Roger and Mimi broach the issue of the baggage that people bring into relationships and how one makes a connection while accepting the remnants of history that each person carries. Roger is afraid to pursue Mimi until he learns that she also has AIDS. This is Roger’s heaviest suitcase, containing the fact that sex and intimacy with him comes with risk, the trauma of his girlfriend’s death, and that anyone who falls in love with him will most likely be burdened with grieving his loss. Roger sees Mimi’s admission as a revelation that they are carrying the same bags, creating an important commonality between them. Mimi also has other significant issues such as drug addiction, a mysterious past connection with Benny, and a more reckless approach to living the rest of her life than Roger’s overly cautious one. Meanwhile, Joanne finds herself carrying Maureen’s literal baggage.
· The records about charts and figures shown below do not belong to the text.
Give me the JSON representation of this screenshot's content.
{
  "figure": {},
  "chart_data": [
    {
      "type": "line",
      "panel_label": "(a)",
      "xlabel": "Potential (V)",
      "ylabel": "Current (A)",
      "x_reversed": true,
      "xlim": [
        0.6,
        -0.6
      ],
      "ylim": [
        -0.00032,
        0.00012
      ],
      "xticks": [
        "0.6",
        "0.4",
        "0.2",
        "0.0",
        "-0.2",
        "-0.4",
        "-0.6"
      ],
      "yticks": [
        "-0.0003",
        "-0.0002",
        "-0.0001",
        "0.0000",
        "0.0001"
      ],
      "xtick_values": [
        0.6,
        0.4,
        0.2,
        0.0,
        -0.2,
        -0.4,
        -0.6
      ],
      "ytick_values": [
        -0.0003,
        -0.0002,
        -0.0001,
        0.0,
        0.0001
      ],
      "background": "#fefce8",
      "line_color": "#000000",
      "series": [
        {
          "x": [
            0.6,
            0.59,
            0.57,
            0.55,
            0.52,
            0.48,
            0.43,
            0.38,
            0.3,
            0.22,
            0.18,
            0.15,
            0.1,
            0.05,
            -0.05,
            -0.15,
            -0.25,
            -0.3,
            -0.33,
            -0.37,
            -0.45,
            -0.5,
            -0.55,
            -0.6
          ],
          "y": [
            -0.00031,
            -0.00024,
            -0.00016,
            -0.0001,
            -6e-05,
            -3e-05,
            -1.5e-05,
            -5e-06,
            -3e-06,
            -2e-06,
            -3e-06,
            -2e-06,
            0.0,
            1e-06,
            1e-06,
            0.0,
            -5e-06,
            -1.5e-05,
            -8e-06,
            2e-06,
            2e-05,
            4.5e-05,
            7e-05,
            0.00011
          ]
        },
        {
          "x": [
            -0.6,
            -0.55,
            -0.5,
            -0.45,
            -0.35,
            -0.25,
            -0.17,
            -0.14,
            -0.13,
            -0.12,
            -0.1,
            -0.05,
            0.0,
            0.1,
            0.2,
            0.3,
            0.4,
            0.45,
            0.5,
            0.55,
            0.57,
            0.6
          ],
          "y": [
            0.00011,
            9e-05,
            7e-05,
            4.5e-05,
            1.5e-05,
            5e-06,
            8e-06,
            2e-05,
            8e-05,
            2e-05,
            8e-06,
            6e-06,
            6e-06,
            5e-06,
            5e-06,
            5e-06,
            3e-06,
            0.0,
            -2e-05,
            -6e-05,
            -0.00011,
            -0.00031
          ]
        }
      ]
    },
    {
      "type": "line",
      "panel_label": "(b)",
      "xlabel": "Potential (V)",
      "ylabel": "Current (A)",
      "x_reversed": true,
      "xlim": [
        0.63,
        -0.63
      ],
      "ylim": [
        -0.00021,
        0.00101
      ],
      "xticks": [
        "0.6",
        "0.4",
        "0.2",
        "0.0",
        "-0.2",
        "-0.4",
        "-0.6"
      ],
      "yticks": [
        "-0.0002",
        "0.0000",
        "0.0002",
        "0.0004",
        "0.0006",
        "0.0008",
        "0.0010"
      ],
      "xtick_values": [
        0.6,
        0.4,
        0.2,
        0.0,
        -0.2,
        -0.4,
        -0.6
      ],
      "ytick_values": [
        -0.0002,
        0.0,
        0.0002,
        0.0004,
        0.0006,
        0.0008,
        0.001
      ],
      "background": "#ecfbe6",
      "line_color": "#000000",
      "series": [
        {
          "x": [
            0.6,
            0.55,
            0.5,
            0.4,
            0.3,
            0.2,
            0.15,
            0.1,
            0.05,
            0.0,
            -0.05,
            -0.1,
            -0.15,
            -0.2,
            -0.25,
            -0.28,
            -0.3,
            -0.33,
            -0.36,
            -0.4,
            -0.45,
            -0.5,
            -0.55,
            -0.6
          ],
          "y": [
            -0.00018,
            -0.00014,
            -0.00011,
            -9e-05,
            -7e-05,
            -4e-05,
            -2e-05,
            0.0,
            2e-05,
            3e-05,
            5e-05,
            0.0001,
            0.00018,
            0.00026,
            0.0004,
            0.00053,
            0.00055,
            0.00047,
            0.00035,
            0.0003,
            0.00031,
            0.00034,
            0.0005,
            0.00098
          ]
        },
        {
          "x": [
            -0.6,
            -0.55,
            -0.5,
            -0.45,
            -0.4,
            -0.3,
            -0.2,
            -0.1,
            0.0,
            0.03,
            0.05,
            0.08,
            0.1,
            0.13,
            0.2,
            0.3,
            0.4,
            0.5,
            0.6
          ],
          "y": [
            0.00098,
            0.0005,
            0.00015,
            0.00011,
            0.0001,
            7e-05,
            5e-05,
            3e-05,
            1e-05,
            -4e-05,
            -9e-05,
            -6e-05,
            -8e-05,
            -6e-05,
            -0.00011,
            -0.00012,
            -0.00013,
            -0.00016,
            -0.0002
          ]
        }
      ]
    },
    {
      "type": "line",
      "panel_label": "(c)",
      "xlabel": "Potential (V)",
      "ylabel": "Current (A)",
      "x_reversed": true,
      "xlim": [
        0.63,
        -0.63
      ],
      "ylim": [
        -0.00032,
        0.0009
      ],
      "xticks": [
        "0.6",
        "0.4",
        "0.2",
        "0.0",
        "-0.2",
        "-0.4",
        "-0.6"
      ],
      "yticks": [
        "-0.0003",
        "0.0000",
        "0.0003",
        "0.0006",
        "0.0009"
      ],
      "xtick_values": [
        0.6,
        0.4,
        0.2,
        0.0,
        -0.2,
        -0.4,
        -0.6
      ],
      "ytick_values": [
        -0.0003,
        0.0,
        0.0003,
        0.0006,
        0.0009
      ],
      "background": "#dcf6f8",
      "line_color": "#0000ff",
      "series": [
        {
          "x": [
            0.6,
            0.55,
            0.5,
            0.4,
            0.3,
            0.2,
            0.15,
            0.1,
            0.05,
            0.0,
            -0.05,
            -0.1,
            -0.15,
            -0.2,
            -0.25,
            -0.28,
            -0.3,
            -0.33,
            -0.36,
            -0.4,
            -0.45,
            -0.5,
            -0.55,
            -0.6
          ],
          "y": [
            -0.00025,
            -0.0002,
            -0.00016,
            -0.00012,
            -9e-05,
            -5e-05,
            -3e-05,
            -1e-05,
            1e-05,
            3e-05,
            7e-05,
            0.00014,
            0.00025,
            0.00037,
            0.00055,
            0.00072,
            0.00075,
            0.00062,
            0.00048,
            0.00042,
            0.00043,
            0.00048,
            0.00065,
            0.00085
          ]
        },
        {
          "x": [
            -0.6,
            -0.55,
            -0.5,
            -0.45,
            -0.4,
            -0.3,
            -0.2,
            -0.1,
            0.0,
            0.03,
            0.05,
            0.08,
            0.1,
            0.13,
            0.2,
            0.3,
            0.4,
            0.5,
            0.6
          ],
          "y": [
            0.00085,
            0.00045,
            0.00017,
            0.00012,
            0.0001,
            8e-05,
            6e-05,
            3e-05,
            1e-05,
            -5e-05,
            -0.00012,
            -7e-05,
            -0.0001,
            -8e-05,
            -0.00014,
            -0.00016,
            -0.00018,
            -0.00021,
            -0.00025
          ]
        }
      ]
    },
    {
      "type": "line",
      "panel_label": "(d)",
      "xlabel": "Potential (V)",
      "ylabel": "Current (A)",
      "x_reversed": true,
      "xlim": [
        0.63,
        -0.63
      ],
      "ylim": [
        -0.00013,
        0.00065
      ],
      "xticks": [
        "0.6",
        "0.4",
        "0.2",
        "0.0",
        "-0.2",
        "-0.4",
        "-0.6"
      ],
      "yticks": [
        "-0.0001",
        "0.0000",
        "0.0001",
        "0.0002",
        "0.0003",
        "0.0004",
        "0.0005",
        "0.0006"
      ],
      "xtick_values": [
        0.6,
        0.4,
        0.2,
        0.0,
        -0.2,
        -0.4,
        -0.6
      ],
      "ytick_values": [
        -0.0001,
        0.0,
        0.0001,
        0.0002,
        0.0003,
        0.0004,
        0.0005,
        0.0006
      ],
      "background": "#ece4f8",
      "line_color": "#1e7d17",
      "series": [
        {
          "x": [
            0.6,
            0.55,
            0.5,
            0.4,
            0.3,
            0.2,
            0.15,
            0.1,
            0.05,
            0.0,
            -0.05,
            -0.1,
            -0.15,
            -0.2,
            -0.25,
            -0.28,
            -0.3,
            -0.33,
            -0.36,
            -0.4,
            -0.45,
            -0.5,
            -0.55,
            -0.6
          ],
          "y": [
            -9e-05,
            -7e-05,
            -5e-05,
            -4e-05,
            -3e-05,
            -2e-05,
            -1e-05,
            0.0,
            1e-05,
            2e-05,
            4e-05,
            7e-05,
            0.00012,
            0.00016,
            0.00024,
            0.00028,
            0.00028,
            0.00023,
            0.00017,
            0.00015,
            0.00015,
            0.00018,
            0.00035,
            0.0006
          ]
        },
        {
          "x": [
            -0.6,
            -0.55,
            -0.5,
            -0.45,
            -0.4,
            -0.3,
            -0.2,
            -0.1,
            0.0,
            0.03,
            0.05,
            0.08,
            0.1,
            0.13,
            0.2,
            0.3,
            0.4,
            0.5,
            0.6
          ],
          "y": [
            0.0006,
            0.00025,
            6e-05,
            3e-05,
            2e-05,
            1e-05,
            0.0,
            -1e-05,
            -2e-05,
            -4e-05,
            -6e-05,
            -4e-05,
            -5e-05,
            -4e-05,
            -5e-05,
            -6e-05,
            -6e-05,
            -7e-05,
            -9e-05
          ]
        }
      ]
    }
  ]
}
Her interaction with Mark helped her realize that Maureen manipulates her into shouldering the burden and doing the work, and—unlike Mark, who found Maureen to be impossible to leave—Joanne makes the decision and tells Maureen to move out.

At the end of the act, “La Vie Bohème” defines the way the characters live and think about themselves while drawing a direct reference to the work on which the story is based. La Bohème (~1893) is an Italian opera by Puccini about a group of poor artists in the Montmartre district of Paris, where the real Bohemians lived and created in the 19th century. They defied social convention and the rules of respectability and decorum, a bit like the hippie movement of the 1960s in the United States. Rent’s bohemians redefine and revitalize the word for an audience living a century later, but at the core of their conceptualization, the values remain the same. They are anti-establishment and unconventional, embracing diverse identities and lifestyle choices, which is what makes them a haven for members of oppressed groups who are rejected by society. Even Joanne, a straitlaced successful lawyer, briefly mixes with the bohemian crowd, because that’s where she finds a girlfriend who allows her to be completely open, whereas her more conventional family expects her to be discreet. The villain of the piece left the bohemians to marry into capitalist enterprise and now threatens to replace their reality with a virtual one.